The restaurateur made the comments after dismissing 21 workers, and told the website the entire business could go under if the protests don’t end within three weeks. Police barricades have diverted a large amount of foot traffic away from Wall Street since the demonstrations began six weeks ago, and the restaurant has also faced diminished business — a 30% drop, reportedly — due to marches, closed subway entrances and checkpoints.
The restaurant, which is set up as a food court with both milk and meat stations, is one of the largest kosher restaurants in Lower Manhattan and was a welcome option for both kosher and non-kosher keeping diners in the Financial District. Epstein launched the restaurant in June as a second branch of the original Milk Street Cafe, which he’s successfully run in Boston for 30 years.
The restaurant required a $4 million investment to get off the ground, and had seen its customer base grow before the start of the protests. “Now, Wall Street is deserted,” Epstein said. “The only people who walk down Wall Street are people who have to walk down Wall Street. It’s transformed from a beautiful pedestrian mall to a police siege.”
As with everything else connected to the protests, the cafe’s financial plight is the source of dispute. One reader suggested “deliberate NYPD overreaction” was to blame, rather than the demonstrators themselves.
For his part, Epstein says he doesn’t have anything against political activism, recalling his participation in a 1987 Washington, D.C., rally to free Soviet Jewry.

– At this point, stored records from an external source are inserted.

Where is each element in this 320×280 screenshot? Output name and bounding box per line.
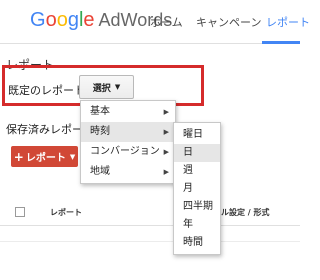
nav-campaigns[interactable]: キャンペーン <box>196 14 261 30</box>
submenu-item-day[interactable]: 日 <box>174 144 220 162</box>
chevron-right-icon: ▶ <box>163 128 169 136</box>
top-bar: Google AdWords ホーム キャンペーン レポート <box>0 0 310 44</box>
new-report-button[interactable]: + レポート ▼ <box>11 146 78 167</box>
new-report-button-label: レポート <box>25 153 66 164</box>
plus-icon: + <box>13 149 24 164</box>
column-header-report[interactable]: レポート <box>50 207 82 218</box>
select-all-checkbox[interactable] <box>15 207 25 217</box>
menu-item-geography[interactable]: 地域 ▶ <box>81 162 175 182</box>
nav-reports[interactable]: レポート <box>266 14 310 30</box>
logo-letter: e <box>83 9 95 31</box>
menu-item-basic[interactable]: 基本 ▶ <box>81 102 175 122</box>
preset-report-label: 既定のレポート <box>8 84 85 97</box>
submenu-item-month[interactable]: 月 <box>174 180 220 198</box>
logo-letter: g <box>67 9 79 31</box>
logo-letter: o <box>56 9 68 31</box>
menu-item-conversions[interactable]: コンバージョン ▶ <box>81 142 175 162</box>
menu-item-label: 時刻 <box>90 126 110 137</box>
logo-letter: o <box>45 9 57 31</box>
menu-item-time[interactable]: 時刻 ▶ <box>81 122 175 142</box>
submenu-item-week[interactable]: 週 <box>174 162 220 180</box>
menu-item-label: 基本 <box>90 106 110 117</box>
chevron-down-icon: ▼ <box>114 83 121 91</box>
row-divider <box>0 241 300 242</box>
time-submenu: 曜日 日 週 月 四半期 年 時間 <box>173 122 221 255</box>
submenu-item-hour[interactable]: 時間 <box>174 234 220 252</box>
menu-item-label: 地域 <box>90 166 110 177</box>
chevron-right-icon: ▶ <box>163 148 169 156</box>
select-button-label: 選択 <box>92 83 111 94</box>
submenu-item-day-of-week[interactable]: 曜日 <box>174 126 220 144</box>
nav-home[interactable]: ホーム <box>150 14 183 30</box>
select-button[interactable]: 選択 ▼ <box>79 75 134 99</box>
chevron-down-icon: ▼ <box>69 152 76 161</box>
submenu-item-year[interactable]: 年 <box>174 216 220 234</box>
column-header-settings[interactable]: ル設定 / 形式 <box>221 207 270 218</box>
active-tab-indicator <box>262 41 300 44</box>
report-type-menu: 基本 ▶ 時刻 ▶ コンバージョン ▶ 地域 ▶ <box>80 100 176 184</box>
submenu-item-quarter[interactable]: 四半期 <box>174 198 220 216</box>
logo-letter: G <box>30 9 46 31</box>
menu-item-label: コンバージョン <box>90 146 160 157</box>
chevron-right-icon: ▶ <box>163 108 169 116</box>
chevron-right-icon: ▶ <box>163 168 169 176</box>
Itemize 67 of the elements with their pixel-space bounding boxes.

Sadly for his business, the current protestors haven’t needed his kosher offerings — for its first few weeks, at least, Occupy Wall Street demonstrators received sufficient food supplies from elsewhere, including sandwiches from Katz’s Deli. The New York Times described the spread as “not unlike the Occupy Wall Street movement itself: free-form, eclectic, improvisatory and contradictory.”
Wall Street banks have formed the inspiration for the protests, but food fights have snuck into the proceedings in other ways. The banks’ accumulation of an ever-higher share of the nation’s money was likened by Mother Jones to changes in the food industry, which it described, in a eating-minded analogy, as a “big fat monopoly.”